By IANS,
New Delhi : On a day BJP boycotted the Joint Parliamentary Committee (JPC) probing the 2G spectrum allocation over its demand for calling the prime minister as a witness, the panel chief and Congress MP P.C. Chacko Thursday rejected the plea, saying he has no intention of setting a precedent in this regard.
However, he has agreed to refer another request for summoning the finance minister to depose before the JPC to Speaker Meira Kumar, who is the only person authorised to take a call on calling ministers as witnesses.
Chacko’s ruling came after discussions with other members of the 30-member committee. On Wednesday, the panel recorded the oral evidence of Planning Commission Secretary Sindhushree Khullar, who was a former additional secretary in the department of economic affairs of the finance ministry.
The Left members of the panel – the CPM’s Sitaram Yechury and CPI’s Gurudas Dasgupta – also want the finance minister to be called as a witness, though they are not in favour of the prime minister deposing.
“There is no precedent to call the prime minister as a witness to any parliamentary committee. The rules and directions for the JPC also do not permit summoning the prime minister or even other ministers. I have no intention of setting any precedent,” Chacko told reporters here.
“However, after discussing with the members, I have decided to refer the demand for calling the finance minister as a witness to the speaker for a decision. Whatever decision she takes will be acceptable to me as chairman of the JPC,” he said.
Earlier in the day, the six Bharatiya Janata Party (BJP) members kept away from the JPC meeting, angered by what they called the Chacko’s “indecision” on calling Prime Minister Manmohan Singh, Finance Minister P. Chidambaram and former communications ministers Dayanidhi Maran and A. Raja to appear before the panel.
BJP sources told IANS that the six party members boycotted the meeting after writing a letter to Chacko on the issue and asking him to take a decision on their demand at the earliest.

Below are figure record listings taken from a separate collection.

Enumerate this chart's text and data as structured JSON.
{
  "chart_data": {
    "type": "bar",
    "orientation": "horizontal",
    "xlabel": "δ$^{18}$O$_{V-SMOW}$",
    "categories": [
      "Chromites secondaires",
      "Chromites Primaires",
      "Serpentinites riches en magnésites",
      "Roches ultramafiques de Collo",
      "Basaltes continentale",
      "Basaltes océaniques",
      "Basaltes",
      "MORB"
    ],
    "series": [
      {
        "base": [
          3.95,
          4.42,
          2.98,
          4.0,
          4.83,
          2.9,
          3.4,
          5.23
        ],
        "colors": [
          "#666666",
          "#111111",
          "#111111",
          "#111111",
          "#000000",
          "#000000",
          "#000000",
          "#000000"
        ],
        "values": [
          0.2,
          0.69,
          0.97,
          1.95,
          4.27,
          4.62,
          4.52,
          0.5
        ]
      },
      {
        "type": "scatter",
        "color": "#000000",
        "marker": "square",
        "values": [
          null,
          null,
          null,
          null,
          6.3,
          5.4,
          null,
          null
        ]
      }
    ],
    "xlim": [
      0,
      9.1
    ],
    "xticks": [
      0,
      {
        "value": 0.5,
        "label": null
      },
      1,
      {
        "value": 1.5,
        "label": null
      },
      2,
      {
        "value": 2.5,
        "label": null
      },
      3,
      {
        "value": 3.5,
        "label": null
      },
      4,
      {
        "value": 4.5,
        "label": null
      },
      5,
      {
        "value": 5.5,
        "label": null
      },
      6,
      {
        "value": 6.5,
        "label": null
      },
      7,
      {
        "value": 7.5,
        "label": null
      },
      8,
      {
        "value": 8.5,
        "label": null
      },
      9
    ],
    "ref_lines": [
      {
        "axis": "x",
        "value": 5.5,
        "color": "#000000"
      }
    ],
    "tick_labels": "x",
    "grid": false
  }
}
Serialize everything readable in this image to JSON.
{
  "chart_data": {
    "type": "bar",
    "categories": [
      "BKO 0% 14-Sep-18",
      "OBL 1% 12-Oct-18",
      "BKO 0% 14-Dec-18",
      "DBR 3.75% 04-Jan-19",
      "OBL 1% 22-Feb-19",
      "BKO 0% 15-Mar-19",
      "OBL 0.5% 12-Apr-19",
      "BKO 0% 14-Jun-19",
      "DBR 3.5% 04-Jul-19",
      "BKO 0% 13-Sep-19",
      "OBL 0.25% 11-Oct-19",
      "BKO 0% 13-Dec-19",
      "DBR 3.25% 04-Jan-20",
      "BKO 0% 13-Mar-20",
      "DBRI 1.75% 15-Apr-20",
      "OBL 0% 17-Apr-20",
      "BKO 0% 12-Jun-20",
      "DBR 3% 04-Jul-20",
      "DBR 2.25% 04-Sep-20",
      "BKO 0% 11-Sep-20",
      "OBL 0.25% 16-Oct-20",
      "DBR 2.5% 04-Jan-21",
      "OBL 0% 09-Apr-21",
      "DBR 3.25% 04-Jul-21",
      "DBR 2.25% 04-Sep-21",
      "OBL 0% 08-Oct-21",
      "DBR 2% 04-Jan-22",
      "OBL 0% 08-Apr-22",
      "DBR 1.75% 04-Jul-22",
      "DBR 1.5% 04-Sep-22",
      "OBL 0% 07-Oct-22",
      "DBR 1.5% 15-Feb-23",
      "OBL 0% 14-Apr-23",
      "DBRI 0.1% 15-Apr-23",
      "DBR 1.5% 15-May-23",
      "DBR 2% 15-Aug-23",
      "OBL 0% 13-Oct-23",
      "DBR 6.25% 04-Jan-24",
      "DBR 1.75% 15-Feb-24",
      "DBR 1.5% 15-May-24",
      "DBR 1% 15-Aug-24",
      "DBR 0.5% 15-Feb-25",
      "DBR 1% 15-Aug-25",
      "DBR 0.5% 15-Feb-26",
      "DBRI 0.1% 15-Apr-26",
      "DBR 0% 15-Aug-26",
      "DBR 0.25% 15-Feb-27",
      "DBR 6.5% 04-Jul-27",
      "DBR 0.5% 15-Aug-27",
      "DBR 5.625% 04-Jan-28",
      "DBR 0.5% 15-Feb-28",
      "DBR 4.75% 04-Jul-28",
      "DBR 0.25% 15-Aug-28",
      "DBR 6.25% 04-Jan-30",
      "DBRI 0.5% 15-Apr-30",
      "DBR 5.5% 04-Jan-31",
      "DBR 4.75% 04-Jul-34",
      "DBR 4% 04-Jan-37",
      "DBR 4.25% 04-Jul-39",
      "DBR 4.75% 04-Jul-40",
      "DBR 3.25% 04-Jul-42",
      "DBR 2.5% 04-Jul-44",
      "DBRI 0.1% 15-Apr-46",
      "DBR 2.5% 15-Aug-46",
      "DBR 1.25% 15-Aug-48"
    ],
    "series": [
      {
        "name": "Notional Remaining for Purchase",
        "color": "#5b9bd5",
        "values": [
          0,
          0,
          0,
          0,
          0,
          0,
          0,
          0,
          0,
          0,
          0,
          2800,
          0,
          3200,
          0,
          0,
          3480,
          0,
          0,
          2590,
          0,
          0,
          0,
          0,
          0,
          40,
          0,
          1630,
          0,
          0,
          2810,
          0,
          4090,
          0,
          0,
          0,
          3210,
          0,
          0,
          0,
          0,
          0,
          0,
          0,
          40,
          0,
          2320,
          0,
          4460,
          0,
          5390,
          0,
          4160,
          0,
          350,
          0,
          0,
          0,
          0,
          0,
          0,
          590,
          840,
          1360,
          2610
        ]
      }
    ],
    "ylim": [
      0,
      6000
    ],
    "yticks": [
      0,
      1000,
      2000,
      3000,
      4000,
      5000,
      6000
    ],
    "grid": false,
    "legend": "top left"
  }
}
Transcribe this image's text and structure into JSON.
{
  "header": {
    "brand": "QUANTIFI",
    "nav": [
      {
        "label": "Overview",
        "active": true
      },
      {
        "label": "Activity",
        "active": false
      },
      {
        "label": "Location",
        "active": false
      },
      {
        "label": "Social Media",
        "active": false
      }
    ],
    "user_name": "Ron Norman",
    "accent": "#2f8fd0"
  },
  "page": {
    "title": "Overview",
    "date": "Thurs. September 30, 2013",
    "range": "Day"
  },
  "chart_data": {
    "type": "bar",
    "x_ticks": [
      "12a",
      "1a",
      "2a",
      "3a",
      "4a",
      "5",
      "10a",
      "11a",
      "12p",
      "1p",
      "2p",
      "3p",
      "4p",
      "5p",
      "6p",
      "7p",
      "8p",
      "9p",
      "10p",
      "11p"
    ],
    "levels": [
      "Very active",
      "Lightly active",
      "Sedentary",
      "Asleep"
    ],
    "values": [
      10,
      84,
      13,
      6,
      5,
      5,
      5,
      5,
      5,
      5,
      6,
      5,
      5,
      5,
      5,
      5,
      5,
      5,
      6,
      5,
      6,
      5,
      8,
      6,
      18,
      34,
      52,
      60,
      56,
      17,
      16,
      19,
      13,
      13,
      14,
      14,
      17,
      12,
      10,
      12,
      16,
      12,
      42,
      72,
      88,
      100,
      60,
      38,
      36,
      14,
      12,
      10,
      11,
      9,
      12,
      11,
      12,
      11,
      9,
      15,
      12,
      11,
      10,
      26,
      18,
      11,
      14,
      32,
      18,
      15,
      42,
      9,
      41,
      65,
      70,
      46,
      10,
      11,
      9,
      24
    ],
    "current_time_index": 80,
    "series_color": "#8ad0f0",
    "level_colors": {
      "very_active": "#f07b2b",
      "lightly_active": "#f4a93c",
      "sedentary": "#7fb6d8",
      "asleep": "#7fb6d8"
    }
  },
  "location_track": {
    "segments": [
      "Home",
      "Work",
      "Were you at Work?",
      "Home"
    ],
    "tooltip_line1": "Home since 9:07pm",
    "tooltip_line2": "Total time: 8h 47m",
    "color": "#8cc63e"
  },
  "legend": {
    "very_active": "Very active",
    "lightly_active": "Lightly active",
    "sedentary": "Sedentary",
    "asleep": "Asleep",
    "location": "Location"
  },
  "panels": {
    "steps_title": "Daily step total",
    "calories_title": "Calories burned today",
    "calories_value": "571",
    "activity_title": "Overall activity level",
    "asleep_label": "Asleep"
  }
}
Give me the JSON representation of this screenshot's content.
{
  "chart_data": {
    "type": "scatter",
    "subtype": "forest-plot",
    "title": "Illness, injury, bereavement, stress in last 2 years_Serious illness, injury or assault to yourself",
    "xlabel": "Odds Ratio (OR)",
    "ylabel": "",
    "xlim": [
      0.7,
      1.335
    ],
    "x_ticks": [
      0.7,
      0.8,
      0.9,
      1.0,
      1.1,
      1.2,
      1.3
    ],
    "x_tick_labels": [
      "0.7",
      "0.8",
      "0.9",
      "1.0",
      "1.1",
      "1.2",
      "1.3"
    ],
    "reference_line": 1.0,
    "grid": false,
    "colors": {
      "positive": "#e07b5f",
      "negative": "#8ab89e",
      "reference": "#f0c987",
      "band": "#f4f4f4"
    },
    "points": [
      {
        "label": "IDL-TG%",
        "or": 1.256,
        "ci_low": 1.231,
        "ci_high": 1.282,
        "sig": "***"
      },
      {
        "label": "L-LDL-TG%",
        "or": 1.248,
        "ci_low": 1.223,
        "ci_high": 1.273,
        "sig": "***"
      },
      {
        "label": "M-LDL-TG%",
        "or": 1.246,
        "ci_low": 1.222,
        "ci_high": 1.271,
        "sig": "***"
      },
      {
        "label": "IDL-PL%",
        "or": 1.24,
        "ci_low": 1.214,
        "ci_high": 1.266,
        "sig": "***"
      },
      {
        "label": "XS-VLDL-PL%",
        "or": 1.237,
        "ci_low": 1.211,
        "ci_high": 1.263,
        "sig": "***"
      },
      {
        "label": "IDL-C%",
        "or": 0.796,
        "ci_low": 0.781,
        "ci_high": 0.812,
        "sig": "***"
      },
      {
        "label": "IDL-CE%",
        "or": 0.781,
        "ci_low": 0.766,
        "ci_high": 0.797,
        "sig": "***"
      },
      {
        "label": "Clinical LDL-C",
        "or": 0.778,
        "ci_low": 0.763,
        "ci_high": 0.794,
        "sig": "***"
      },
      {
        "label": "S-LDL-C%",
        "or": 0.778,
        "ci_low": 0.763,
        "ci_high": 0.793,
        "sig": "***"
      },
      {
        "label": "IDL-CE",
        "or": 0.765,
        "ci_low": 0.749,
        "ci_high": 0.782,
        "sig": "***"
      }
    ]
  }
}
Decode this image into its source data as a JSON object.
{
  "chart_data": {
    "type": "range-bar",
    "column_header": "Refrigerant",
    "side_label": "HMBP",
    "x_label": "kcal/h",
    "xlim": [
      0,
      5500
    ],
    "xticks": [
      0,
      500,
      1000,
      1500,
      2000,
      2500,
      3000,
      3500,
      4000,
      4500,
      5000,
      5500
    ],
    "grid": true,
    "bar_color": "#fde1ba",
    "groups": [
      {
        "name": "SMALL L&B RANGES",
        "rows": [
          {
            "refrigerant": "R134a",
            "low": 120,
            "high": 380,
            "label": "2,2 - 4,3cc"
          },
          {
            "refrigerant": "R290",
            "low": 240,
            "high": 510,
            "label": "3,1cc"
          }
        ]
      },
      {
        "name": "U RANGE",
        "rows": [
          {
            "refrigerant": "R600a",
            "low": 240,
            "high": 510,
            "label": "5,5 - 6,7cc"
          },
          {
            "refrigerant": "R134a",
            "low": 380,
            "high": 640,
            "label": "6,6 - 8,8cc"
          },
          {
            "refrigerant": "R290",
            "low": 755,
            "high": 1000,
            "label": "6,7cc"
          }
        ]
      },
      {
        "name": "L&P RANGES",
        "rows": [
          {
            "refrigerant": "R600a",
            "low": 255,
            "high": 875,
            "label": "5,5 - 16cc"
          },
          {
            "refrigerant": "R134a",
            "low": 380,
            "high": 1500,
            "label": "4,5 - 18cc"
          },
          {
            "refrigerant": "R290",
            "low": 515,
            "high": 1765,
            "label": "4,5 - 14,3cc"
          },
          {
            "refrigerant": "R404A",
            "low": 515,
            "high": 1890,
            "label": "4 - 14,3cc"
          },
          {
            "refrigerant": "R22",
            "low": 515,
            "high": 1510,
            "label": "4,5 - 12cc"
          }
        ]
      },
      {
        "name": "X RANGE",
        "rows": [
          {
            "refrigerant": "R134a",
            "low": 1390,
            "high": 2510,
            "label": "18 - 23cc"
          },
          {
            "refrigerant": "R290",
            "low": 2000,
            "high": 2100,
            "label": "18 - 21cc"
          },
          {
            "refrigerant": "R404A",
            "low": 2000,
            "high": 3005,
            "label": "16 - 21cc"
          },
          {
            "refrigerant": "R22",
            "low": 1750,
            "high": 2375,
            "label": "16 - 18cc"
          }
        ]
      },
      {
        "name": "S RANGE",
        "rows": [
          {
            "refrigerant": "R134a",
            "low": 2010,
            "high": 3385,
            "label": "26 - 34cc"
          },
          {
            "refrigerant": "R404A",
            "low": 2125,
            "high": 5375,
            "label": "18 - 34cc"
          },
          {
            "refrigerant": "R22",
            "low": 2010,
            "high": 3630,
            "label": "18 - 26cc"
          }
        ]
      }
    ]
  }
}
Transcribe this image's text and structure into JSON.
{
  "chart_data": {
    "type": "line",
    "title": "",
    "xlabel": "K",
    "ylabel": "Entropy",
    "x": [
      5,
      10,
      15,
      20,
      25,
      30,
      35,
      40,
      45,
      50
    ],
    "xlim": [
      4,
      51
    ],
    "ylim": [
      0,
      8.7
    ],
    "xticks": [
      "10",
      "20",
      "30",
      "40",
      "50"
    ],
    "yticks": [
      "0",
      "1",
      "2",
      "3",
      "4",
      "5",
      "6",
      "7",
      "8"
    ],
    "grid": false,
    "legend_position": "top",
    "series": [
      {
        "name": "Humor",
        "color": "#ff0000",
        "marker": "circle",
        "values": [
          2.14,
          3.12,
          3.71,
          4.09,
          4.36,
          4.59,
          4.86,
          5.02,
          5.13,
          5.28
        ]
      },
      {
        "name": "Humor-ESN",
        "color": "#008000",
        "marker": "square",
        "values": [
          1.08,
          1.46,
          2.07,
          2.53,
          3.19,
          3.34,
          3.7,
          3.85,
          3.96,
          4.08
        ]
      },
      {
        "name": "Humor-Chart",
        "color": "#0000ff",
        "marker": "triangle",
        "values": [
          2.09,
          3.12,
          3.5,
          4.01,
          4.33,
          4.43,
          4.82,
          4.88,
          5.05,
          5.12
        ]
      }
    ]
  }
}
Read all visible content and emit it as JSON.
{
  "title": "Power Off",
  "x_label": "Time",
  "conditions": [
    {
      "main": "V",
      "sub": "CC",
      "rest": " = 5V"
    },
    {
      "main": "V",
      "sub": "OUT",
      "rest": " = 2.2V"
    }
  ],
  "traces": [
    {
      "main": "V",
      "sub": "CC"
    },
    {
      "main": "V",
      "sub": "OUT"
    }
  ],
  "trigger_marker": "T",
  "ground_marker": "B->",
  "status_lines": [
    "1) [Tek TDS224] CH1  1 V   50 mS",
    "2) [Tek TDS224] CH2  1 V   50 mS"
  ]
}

One of the BJP members in the JPC – former finance minister Yashwant Sinha – told reporters here that even after 22 days of the BJP’s request for calling the four witnesses, Chacko has not responded with a decision.
“There is no reason to attend the JPC meeting till the time the chairman informs us on the final list of witnesses. Even after 22 days of our request, the chairman has been not responded with a decision. He has been dismissing our suggestions,” Sinha said.
He also noted that the BJP “wanted the truth to be brought out” and that was the purpose of making the demand.
“But the Congress wants to cover up the truth and is trying to waste time,” Sinha said, claiming the ruling party wanted to finalise the JPC report without the vital witnesses being questioned.
Another BJP member, Dharmendra Pradhan, echoed Sinha’s views. “The Congress does not want the truth to come out or to fight corruption,” he added.
Chacko said no parliamentary panel has ever summoned a prime minister to depose before it and that he could not allow such a demand.
On other ministers being called before the JPC, the Congress MP said the rules did not permit this too, though he has now referred the demand to the speaker for a decision.
Chacko also noted that the JPC was looking at spectrum policies from 1998 to 2009, and that if the yardstick the BJP wants applied in the case of Chidambaram was applied to the NDA rule period between 1998 and 2004, then two members of the JPC from the BJP – Yashwant Sinha and Jaswant Singh – too may have to be called to depose.
“This will pose difficulties for me as the chairperson. I cannot allow such a situation,” he said.
On the BJP calling him “dictatorial”, Chacko said: “I am not unhappy over this. This is a political stand of the BJP members. However, in person, they have a lot of love and affection for me. Personally, they are very close to me.”
Meanwhile, Communist Party of India (CPI) leader Gurudas Dasgupta walked out of the meeting after a war of words with Congress member Shashi Tharoor over what the former called “defending” a witness who is deposing being against the procedures of the panel.
“I walked out as defending a witness when the witness is deposing before a committee is against the procedures. Tharoor has created a bad precedence,” Dasgupta told reporters here.